Strategi yang mungkin untuk mencegah infeksi yang berhubungan


dengan tindakan EBUS-TBNA dapat dengan menghindari kontak dengan
rongga orofaring dengan hanya melakukan pemeriksaan EBUS pada pasien
yang diintubasi. Hal itu bisa menghilangkan prosedur tersebut dibawah sedasi
moderat.

Sebaliknya, beberapa centers telah mengambil tindakan pencegahan


seperti menerapkan antibiotik profilaksis secara IV dan oral dan selalu
melakukan kultur dari material EBUS-TBNA.

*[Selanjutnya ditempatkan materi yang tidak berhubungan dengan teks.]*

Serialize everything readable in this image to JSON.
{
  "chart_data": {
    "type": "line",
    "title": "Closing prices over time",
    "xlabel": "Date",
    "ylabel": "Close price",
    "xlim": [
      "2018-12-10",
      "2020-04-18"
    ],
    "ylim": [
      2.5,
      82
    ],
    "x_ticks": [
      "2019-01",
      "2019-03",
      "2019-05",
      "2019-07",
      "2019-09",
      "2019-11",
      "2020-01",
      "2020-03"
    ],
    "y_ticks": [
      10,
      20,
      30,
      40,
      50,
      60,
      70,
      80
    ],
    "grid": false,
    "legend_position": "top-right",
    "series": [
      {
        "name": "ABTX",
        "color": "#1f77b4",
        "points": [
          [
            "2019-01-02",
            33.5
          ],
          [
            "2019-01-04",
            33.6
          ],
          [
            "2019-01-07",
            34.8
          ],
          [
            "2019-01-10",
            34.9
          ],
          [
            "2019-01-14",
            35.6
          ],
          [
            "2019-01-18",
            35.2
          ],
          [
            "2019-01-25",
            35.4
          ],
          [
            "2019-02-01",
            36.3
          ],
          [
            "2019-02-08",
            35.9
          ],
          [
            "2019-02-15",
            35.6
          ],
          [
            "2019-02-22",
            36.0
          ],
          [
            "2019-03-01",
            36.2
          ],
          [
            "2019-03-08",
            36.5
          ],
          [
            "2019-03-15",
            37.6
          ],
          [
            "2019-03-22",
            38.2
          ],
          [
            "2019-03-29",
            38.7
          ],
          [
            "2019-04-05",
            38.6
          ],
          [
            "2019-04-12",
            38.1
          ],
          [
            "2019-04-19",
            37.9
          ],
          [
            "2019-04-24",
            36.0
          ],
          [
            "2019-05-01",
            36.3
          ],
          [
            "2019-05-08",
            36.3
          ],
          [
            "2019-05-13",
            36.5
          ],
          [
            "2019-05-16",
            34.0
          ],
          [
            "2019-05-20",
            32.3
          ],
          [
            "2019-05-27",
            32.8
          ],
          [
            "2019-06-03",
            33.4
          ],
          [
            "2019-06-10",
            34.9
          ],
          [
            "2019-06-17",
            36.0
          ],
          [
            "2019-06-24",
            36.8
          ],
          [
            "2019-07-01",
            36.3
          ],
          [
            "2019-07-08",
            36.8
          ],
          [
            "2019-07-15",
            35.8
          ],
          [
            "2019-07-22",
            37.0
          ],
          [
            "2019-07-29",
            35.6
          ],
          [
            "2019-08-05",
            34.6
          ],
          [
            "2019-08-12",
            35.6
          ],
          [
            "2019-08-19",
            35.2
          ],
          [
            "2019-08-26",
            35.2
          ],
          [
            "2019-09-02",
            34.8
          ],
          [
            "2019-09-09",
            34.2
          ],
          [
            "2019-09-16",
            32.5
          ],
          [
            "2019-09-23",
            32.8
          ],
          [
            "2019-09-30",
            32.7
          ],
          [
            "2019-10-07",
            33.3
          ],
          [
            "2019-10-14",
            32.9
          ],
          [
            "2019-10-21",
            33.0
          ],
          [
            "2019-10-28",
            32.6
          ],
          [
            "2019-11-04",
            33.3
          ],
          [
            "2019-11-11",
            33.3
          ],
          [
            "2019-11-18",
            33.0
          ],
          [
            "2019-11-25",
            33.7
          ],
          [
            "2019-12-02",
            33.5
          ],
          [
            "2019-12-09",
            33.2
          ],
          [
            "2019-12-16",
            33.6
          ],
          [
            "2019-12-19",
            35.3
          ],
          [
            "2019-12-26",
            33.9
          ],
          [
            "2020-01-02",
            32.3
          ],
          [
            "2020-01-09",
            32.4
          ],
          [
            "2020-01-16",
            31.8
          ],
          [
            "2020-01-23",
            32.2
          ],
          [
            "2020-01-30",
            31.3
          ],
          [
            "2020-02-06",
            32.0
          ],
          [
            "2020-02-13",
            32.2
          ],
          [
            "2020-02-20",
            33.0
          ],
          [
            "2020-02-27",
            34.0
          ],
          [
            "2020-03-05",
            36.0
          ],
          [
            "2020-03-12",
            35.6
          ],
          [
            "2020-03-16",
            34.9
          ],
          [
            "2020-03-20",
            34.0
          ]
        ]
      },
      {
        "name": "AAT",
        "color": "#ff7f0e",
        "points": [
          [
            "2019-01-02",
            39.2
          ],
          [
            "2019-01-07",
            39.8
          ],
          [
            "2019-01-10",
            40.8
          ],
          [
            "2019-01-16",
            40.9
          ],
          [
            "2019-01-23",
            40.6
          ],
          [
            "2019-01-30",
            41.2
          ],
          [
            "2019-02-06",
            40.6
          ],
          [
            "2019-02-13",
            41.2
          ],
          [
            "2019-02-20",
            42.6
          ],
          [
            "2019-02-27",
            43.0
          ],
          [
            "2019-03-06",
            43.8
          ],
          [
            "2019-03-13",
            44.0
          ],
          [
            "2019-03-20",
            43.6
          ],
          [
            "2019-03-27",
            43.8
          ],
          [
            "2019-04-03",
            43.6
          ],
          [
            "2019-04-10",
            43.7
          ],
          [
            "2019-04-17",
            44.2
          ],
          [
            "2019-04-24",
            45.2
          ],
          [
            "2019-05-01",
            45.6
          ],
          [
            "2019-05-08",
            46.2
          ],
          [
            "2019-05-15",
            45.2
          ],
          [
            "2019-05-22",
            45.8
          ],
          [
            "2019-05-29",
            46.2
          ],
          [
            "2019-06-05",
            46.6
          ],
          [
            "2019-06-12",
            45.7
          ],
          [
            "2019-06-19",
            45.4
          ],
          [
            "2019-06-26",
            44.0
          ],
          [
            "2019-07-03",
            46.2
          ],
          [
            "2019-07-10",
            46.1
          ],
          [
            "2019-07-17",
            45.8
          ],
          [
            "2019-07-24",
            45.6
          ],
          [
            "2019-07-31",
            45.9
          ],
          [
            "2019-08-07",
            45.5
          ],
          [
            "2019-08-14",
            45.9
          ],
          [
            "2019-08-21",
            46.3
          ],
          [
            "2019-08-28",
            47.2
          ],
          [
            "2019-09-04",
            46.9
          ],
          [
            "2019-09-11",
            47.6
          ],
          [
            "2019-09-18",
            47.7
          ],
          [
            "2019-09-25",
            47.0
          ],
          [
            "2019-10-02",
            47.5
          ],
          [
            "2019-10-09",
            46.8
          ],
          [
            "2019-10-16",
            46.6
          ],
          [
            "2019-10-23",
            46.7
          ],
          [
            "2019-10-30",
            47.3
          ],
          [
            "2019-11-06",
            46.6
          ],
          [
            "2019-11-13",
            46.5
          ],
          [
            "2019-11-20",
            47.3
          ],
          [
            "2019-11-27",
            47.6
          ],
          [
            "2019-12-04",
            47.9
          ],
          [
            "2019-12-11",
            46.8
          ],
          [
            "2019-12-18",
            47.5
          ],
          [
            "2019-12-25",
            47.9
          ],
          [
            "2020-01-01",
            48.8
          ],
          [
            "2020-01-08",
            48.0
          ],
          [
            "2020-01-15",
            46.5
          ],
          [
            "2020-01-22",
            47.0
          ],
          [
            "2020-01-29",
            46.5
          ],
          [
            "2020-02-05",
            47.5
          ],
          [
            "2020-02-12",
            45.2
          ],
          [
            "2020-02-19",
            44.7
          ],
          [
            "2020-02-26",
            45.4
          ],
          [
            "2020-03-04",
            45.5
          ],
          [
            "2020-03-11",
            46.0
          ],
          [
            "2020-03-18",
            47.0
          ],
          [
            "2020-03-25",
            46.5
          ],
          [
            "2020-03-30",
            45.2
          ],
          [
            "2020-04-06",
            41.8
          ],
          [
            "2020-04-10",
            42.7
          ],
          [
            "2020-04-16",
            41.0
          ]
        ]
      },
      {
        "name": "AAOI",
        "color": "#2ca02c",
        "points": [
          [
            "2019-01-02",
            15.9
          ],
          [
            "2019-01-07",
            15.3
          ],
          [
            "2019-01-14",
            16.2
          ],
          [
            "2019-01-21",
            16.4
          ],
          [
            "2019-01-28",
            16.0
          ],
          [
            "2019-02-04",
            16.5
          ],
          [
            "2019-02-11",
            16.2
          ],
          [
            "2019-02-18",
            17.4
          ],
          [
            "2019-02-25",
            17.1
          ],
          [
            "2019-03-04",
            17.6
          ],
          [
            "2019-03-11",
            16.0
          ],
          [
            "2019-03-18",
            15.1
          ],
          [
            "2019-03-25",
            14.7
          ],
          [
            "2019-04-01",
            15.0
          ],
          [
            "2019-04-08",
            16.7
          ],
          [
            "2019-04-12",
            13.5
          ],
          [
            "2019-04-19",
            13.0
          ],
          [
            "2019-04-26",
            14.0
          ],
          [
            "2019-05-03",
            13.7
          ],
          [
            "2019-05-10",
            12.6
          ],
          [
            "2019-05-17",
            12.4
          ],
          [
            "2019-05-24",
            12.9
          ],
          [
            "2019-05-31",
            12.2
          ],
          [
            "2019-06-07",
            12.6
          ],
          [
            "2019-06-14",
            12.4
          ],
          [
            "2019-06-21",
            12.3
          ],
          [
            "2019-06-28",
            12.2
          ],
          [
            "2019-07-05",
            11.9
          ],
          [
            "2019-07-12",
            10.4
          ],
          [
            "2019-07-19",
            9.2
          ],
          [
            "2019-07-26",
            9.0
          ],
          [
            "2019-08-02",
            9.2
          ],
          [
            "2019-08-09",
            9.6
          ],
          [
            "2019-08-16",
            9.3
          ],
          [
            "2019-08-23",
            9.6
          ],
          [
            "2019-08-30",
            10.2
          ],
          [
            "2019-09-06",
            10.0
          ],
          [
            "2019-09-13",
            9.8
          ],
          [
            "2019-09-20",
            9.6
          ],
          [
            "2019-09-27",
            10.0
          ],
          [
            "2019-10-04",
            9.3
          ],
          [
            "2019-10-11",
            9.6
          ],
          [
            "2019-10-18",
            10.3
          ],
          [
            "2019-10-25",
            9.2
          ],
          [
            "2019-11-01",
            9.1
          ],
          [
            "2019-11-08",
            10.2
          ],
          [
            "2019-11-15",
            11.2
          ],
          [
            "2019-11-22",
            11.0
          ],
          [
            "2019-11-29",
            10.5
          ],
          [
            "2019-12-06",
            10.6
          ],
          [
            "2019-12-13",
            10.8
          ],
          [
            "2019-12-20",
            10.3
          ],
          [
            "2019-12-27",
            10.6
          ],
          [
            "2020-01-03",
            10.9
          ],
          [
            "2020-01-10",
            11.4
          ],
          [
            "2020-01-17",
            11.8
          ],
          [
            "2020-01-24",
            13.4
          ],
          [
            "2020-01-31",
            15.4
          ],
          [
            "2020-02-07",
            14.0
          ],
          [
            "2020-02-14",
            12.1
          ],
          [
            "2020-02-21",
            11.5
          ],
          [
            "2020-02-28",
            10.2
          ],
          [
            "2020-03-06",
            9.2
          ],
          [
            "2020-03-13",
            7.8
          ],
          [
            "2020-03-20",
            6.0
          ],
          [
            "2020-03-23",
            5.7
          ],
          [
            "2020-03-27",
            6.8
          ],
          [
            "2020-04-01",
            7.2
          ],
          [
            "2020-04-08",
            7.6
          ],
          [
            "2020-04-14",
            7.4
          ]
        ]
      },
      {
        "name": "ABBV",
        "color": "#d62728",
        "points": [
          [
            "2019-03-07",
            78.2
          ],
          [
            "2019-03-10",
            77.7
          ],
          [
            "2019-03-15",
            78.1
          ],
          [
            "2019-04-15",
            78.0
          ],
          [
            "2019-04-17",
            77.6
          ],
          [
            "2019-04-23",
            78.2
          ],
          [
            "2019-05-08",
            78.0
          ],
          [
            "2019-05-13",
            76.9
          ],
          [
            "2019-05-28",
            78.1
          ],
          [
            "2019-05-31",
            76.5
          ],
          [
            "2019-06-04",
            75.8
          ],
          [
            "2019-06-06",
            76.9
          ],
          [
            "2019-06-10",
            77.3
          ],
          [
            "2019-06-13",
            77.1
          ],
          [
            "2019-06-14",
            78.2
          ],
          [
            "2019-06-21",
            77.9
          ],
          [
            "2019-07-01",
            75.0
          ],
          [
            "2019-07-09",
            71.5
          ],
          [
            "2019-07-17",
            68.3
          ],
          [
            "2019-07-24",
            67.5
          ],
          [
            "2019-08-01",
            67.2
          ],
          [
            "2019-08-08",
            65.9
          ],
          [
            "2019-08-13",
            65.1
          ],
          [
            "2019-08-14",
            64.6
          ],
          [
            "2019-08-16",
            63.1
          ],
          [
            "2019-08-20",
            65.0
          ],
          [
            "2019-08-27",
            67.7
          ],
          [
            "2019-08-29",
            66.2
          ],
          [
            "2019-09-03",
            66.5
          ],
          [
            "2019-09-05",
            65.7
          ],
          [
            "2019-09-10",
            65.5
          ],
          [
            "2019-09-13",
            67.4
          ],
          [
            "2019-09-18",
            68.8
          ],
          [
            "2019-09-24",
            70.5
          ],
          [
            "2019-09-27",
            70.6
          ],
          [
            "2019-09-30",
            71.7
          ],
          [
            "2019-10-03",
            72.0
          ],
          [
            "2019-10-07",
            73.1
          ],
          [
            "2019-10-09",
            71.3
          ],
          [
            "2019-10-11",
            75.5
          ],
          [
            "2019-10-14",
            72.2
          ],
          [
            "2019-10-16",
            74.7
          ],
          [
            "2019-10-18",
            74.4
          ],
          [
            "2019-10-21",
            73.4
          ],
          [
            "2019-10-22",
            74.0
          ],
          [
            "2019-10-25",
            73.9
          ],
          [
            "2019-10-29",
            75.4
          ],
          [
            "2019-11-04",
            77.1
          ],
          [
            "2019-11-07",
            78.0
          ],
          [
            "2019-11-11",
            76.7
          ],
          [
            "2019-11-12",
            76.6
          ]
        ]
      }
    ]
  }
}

Di pusat kami, kami telah melakukan pemeriksaan EUS dan EBUS


secara rutin sejak 2011. Sekarang kami melakukan >800 tindakan EBUS-
TBNA per tahun, terutama pada pasien yang dicurigai kanker paru, metastasis
mediastinum, atau sarkoidosis. Semua tindakan EUS dan EBUS dilakukan
oleh 4 bronchoscopis berpengalaman. Kami telah melakukan 700 tindakan
sebelum menghadapi kasus pertama mediastinitis. Dengan 3 kasus ini,
komplikasi mediastinitis di pusat kami kira-kira 0,1%. Hal ini mungkin bisa
dianggap sepele sebagai kasus ineksi ringan yang mungkin pasien yang
berespon dengan antibiotik oral tidak diperhitungkan. Seperti mungkin juga
awal terjadinya efek samping serius pada pasien yang menjalani EBUS-
TBNA. Namun demikian, tidak mungkin pasien dengan mediastinitis yang
terkonfirmasi dengan CT scan akan hilang untuk difollow up bahkan jika
akan dirujuk untuk pemeriksaan dari departemen lain atau rumah sakit lain
karena semua pasien yang diperiksa dengan EBUS-TBNA dan EUS-FNA di
pusat kami akan didiskusikan di konferensi tim multidisiplin pusat, dan
kasus-kasus yang membutuhkan torakotomi dan drainase tabung dari abses
akan dilakukan perawatan di departemen bedah toraks di rumah sakit kami.
Dari 3 kasus mediastinitis, 2 menderita sarkoidosis, yang mungkin bisa
meningkatkan risiko infeksi seperti yang ditunjukan oleh review dari von
Bartheld. Seseorang dapat berspekulasi bahwa pasien yang dicurigai
memiliki sarkoidosis harus ditawarkan antibiotik profilaksis, dan jika
demikian, apakah pemberian antibiotik oral cukup atau perlu ditambahkan
antibiotik intavena? Kami belum menemukan publikasi tentang keefektifan
antibiotik profilaksis. Namun dengan tingkat insidensi hanya 0,1% atau
kurang dari itu membutuhkan kohort yang lebih besar untuk menghasilkan
beberapa jenis bukti dari efektivitas. Sampai saat ini, penggunaan EBUS-
TBNA harus digunakan secara bijaksana pada pasien yang diduga menderita
sarkoidosis.

Sebagai konsekuensi dari insiden mediastinitis ini, telah kami


terapkan tindakan pencegahan selama prosedur EBUS-TBNA: 1)
menghindari kontaminasi lingkungan kerja dari bakteri orofaring dengan
tidak melakukan suction sampai dengan pita suara; 2) simpan scopes dari alat
konvensional dan EBUS secara terpisah untuk mencegah kontaminasi silang;
and (3) menghindari kontaminasi dari jarum EBUS sambil mengumpulkan
dan menyiapkan spesimen sitologi.

Selanjutnya, kami juga telah meningkatkan kesadaran pasien dan


merujuk dokter terkait kemungkinan komplikasi dari EBUS-TBNA dan EUS-
FNA ini. Kami juga memiliki ambang batas untuk melakukan CT scan
thoraks, jika pasien mengalami demam atau gejala infeksi dada lainnya.
Mediastinitis adalah komplikasi dari tindakan EBUS-TBNA yang jarang,
namun kami telah memutuskan bahwa setiap pasien dengan gejala infeksi
setelah kegagalan perawatan pertama dengan antiobiotik oral seharusnya
dievaluasi oleh dokter senior dan ahli bedah.